Over the years, I believe I’ve gotten as close to the lesbian inner sanctum as a straight girl can get. Even if I don’t officially belong to the club, I am a de facto member. I am an honorary dyke. (I am so thoroughly one that I’m allowed to use the word dyke in the transgressive, reappropriative manner that real lesbians often do.)
Still, the getup of my early thirties pushed the boundaries of de facto. I was not shaving my legs with regularity. I once, in what I now realize was a cruel, self-serving gesture that I’d construed as hospitality, asked a stone butch out on a date. (“Stone butch” being the official term for lesbians on the most masculine end of the spectrum.) I did not admit it was a date, of course. The woman was an author visiting from out of town. I’d recorded a radio interview with her about her latest book and, after doing so, asked if she knew anyone in Los Angeles. When she said no, I invited her to dinner. I told myself I did this out of empathy for the loneliness of being in a strange city with nothing to do. But this was more than a little disingenuous. I encountered out-of-towners all the time and almost never worried about their loneliness. I also knew from firsthand experience that there’s nothing most traveling authors would rather do than order hotel room service, watch crappy TV for a few hours, and fall asleep by nine.
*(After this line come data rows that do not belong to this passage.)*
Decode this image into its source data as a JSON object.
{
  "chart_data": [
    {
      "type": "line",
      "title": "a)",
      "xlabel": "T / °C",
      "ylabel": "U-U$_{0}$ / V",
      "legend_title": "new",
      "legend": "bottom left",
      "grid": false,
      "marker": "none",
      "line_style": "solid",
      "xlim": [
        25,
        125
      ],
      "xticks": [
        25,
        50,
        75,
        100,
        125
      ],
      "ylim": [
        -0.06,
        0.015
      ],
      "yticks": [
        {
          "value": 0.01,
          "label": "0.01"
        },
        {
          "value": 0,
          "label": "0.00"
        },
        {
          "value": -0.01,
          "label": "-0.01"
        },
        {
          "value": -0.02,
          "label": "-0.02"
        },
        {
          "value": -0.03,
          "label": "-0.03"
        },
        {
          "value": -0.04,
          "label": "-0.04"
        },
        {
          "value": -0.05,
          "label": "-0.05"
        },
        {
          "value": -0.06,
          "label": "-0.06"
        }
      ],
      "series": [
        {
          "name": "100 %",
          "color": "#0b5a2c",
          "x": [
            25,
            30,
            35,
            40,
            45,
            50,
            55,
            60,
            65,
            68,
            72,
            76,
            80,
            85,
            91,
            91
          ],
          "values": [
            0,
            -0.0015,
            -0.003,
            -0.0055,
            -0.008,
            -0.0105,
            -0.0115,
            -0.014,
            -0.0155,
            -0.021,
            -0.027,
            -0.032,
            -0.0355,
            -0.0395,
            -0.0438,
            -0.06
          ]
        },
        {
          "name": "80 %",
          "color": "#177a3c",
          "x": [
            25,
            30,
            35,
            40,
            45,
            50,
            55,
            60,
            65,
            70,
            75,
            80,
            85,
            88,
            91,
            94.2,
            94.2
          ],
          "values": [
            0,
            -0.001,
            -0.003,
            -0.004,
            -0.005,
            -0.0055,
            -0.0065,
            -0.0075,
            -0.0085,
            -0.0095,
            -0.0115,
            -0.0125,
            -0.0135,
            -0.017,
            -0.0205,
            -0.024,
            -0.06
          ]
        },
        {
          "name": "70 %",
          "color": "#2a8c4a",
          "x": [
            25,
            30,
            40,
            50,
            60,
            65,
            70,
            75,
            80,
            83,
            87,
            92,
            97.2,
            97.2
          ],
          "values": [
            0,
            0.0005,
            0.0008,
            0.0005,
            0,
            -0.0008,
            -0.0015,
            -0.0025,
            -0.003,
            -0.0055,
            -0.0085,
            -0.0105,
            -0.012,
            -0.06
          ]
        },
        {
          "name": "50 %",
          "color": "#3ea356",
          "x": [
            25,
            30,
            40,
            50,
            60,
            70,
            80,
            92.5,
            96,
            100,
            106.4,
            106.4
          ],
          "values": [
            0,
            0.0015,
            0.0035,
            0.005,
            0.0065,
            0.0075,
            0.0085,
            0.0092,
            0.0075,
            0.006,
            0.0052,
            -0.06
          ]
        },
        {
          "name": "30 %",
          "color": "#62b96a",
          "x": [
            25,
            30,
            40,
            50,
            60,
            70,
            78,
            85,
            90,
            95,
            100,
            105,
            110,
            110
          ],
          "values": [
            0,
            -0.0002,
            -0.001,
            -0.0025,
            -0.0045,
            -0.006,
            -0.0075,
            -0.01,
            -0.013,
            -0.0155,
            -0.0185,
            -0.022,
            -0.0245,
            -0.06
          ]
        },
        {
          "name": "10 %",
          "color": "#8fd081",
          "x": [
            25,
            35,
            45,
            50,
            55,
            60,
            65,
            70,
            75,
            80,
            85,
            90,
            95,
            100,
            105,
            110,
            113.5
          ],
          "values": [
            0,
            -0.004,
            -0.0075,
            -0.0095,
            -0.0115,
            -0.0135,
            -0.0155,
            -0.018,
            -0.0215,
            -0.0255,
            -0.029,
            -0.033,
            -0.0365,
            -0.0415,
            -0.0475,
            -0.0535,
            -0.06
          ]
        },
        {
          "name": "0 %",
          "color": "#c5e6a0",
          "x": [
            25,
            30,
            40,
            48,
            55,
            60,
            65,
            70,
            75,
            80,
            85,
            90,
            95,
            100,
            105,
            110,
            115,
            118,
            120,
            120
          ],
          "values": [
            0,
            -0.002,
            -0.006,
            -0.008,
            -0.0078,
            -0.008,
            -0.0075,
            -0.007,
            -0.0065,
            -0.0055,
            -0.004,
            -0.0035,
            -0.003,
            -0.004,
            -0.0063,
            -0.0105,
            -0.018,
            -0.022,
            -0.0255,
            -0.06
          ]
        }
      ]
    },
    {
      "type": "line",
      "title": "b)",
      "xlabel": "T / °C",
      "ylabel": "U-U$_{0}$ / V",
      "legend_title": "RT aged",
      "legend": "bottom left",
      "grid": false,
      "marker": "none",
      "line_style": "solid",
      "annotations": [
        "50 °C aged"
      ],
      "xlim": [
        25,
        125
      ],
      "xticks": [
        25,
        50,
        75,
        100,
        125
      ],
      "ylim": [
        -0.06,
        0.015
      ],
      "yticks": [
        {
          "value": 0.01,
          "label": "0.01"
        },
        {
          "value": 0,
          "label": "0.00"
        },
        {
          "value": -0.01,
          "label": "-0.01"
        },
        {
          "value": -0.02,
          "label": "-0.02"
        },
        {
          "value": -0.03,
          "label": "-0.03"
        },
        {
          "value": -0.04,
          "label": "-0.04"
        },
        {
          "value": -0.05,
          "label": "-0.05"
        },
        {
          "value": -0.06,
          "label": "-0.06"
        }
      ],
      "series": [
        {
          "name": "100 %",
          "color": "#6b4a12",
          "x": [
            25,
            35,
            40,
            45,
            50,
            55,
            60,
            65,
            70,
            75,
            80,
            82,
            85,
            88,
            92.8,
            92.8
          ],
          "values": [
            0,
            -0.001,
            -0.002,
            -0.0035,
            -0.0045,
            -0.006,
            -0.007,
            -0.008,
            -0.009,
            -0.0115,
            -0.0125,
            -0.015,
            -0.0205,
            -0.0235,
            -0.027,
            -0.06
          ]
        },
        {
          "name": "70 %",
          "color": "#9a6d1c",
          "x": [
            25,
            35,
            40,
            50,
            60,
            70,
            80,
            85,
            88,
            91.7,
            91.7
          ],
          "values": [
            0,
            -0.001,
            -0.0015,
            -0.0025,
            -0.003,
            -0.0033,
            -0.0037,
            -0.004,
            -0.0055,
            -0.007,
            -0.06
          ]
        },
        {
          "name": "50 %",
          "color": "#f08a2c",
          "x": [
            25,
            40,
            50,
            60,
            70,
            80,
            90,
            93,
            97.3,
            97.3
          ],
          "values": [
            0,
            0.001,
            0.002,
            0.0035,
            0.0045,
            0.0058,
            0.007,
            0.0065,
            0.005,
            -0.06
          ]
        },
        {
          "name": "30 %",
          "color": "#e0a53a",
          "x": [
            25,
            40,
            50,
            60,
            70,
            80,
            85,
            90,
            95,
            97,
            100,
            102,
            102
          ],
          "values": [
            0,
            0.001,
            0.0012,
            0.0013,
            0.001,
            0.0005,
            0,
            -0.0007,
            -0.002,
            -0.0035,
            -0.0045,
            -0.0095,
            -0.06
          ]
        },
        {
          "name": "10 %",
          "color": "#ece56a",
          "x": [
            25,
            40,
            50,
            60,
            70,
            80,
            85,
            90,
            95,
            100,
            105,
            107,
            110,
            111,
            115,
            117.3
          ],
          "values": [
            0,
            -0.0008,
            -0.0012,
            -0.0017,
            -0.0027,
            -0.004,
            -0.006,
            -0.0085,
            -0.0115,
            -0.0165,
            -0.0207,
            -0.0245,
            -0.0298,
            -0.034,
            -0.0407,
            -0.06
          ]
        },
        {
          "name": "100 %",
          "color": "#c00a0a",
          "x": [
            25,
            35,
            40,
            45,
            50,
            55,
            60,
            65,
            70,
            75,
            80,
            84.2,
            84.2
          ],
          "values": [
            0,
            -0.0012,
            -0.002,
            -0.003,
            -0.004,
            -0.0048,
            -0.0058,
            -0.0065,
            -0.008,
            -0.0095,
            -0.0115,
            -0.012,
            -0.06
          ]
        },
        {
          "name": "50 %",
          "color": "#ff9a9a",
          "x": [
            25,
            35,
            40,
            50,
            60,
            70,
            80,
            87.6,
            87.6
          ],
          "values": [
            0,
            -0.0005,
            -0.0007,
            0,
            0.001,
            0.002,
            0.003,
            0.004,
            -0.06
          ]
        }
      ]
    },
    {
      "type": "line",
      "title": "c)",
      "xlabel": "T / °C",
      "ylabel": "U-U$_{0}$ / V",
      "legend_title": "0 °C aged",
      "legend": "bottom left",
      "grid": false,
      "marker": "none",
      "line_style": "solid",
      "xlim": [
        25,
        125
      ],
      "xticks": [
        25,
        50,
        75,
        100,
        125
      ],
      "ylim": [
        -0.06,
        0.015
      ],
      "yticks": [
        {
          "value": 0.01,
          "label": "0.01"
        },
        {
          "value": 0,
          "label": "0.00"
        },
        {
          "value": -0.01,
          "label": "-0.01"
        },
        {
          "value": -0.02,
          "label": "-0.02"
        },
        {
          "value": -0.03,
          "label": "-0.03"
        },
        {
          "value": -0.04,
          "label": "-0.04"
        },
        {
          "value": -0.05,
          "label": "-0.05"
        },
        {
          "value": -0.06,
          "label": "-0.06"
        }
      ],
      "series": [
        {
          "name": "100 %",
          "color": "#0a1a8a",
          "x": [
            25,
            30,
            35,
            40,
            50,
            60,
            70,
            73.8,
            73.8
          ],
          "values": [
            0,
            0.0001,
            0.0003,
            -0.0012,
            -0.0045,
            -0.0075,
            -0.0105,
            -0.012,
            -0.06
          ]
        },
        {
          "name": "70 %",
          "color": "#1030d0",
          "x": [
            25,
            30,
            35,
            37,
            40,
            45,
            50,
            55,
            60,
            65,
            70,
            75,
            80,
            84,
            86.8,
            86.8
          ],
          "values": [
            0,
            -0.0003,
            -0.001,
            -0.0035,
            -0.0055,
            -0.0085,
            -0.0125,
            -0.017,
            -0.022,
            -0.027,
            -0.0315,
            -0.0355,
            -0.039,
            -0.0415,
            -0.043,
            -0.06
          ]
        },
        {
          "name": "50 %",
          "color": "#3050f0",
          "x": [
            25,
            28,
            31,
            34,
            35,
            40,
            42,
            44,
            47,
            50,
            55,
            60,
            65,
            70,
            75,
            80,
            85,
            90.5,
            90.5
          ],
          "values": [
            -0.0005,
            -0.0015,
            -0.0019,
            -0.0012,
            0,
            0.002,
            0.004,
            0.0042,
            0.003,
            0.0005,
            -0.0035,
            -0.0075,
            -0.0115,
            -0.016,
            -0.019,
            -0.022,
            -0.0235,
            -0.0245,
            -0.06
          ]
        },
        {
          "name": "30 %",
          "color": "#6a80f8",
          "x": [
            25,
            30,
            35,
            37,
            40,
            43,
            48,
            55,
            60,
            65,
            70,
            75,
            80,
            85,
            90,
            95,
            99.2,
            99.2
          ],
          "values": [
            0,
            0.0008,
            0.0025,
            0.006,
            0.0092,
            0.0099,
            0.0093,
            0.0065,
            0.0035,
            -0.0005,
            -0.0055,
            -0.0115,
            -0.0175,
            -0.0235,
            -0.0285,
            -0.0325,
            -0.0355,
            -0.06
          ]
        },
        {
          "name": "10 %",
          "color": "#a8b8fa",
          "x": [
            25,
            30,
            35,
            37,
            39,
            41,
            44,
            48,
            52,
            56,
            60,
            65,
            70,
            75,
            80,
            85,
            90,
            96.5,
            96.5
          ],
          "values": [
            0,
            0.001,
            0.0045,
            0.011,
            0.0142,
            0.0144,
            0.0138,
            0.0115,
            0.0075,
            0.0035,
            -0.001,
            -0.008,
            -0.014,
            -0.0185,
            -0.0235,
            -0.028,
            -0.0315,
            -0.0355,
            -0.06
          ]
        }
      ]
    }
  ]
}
The truth was I wanted this woman to like me. More precisely, I wanted my honors to be recognized. I fetched her at her hotel in the Subaru and took her to a cozy spot in Laurel Canyon. We split a bottle of wine and ordered lavishly on her publisher’s (also at the time technically my publisher’s) dime. About halfway through the meal I got nervous and let it drop that I was straight. I made reference to an old boyfriend. Fearing that wasn’t enough, I made reference to the challenges of finding a new boyfriend. She gave me a look that suggested she could see not only right through me but also through the insulting fraud of all honorary distinctions everywhere. Shame radiated off my body like a sunburn. The author’s hotel was in West Hollywood. That is to say, it was within walking distance of any number of bars where she could have picked up any number of women who wouldn’t have wasted her time with this pitiful sport fishing. (“Sport fishing,” according to the gay lexicon, is when a straight girl flirts with a lesbian but has no intention of following through. This fishing is just for “sport” because no one eats any fish. Get it?)